On dit alors que la ruse politique est meilleure conseillère que l'attitude réaliste qui aviserait les communautés minoritaires qu'elles seront à plus ou moins long terme assimilées. Ce discours donne du temps aux communautés minoritaires et réduit la conscience qu'elles pourraient avoir de leur déclin culturel progressif. Il peut également leur faire abandonner la tentation politique à laquelle elles pourraient céder de protéger leur avenir culturel et d'exiger une forme ou une autre d'autonomie ... à moins qu'une communauté ou une autre parvienne à se convaincre qu'elle est elle-même largement majoritaire sur une partie bien identifiée du territoire et que les principes démocratiques affichés par les autres peuvent aussi s'appliquer à elle ... (points de suspension). Et cela parce que la langue ne se sépare pas aussi facilement qu'on le voudrait de l'identité culturelle, sociale et même politique des personnes qui la parlent comme langue principale : elle fait partie intégrante de leur identité.

Angéline MARTEL
Que diriez-vous en conclusion?
Monsieur BIBEAU
Je dirais que la question du statut des langues, non seulement au Québec et au Canada, mais dans la plupart des pays du monde, n'est pas une question innocente, comme on essaie parfois de nous le faire croire. C'est une question fort complexe et j'ajouterais, dans la perspective des études que je mène présentement, politically sensible mais sociologically, psychologically, ethnologically, sémiologically, culturally, philosophically, pedagogically ... sensitive and pertinent. L'innocence dans le domaine des langues et de leurs fonctions n'est plus excusable, même politically.
 
Dabène, L. 1994. Repères sociolinguistiques pour l'enseignement des langues. Vanves, Hachette.
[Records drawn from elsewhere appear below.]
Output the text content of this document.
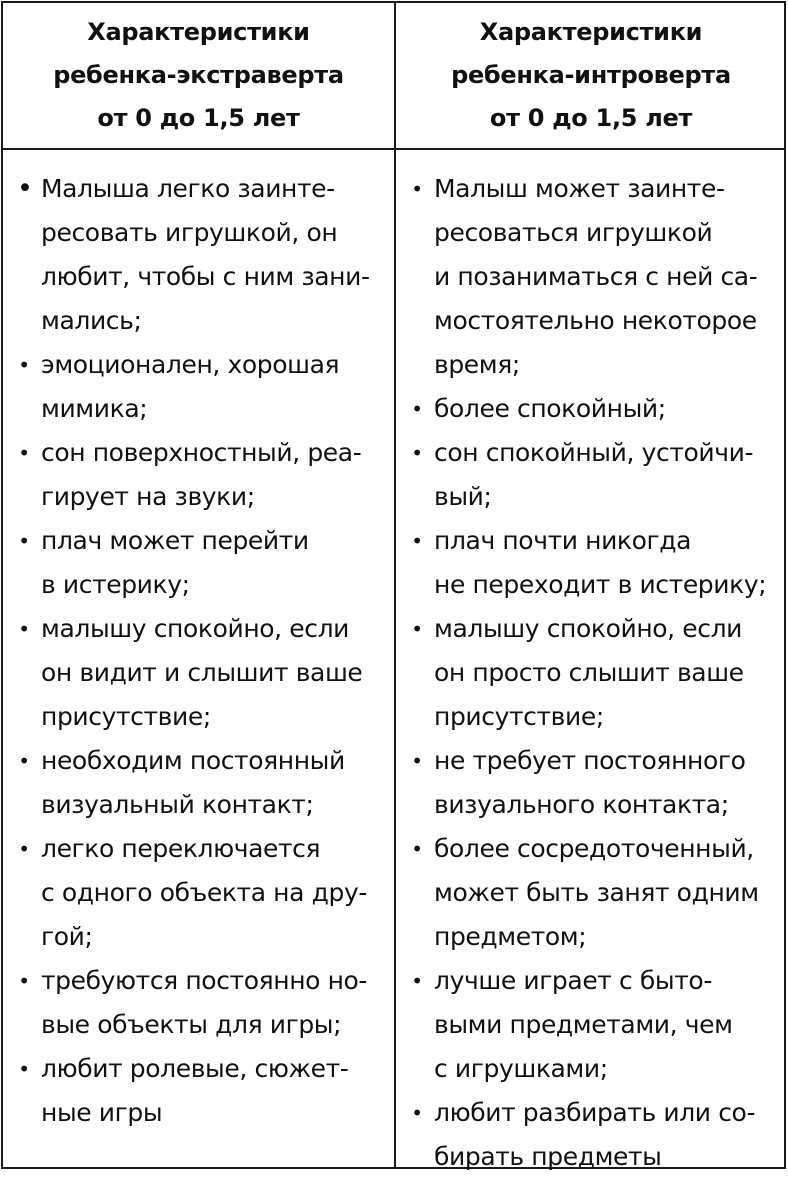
Характеристики
ребенка-экстраверта
от 0 до 1,5 лет
Характеристики
ребенка-интроверта
от 0 до 1,5 лет
• Малыша легко заинте-
ресовать игрушкой, он
любит, чтобы с ним зани-
мались;
• эмоционален, хорошая
мимика;
• сон поверхностный, реа-
гирует на звуки;
• плач может перейти
в истерику;
• малышу спокойно, если
он видит и слышит ваше
присутствие;
• необходим постоянный
визуальный контакт;
• легко переключается
с одного объекта на дру-
гой;
• требуются постоянно но-
вые объекты для игры;
• любит ролевые, сюжет-
ные игры
• Малыш может заинте-
ресоваться игрушкой
и позаниматься с ней са-
мостоятельно некоторое
время;
• более спокойный;
• сон спокойный, устойчи-
вый;
• плач почти никогда
не переходит в истерику;
• малышу спокойно, если
он просто слышит ваше
присутствие;
• не требует постоянного
визуального контакта;
• более сосредоточенный,
может быть занят одним
предметом;
• лучше играет с быто-
выми предметами, чем
с игрушками;
• любит разбирать или со-
бирать предметы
Ngalasso, M.M. 1992. « Le concept de français langue seconde ». Etudes de linguistique appliquée, No 88.

Vigner, G. 1987. « Français langue seconde. Une didactique spécifique ». Diagonales, No 4.

Widmer, J. 1993. « Identités linguistiques et contacts des cultures. Quelques remarques à propos des statuts symboliques ». Tranel, No 19.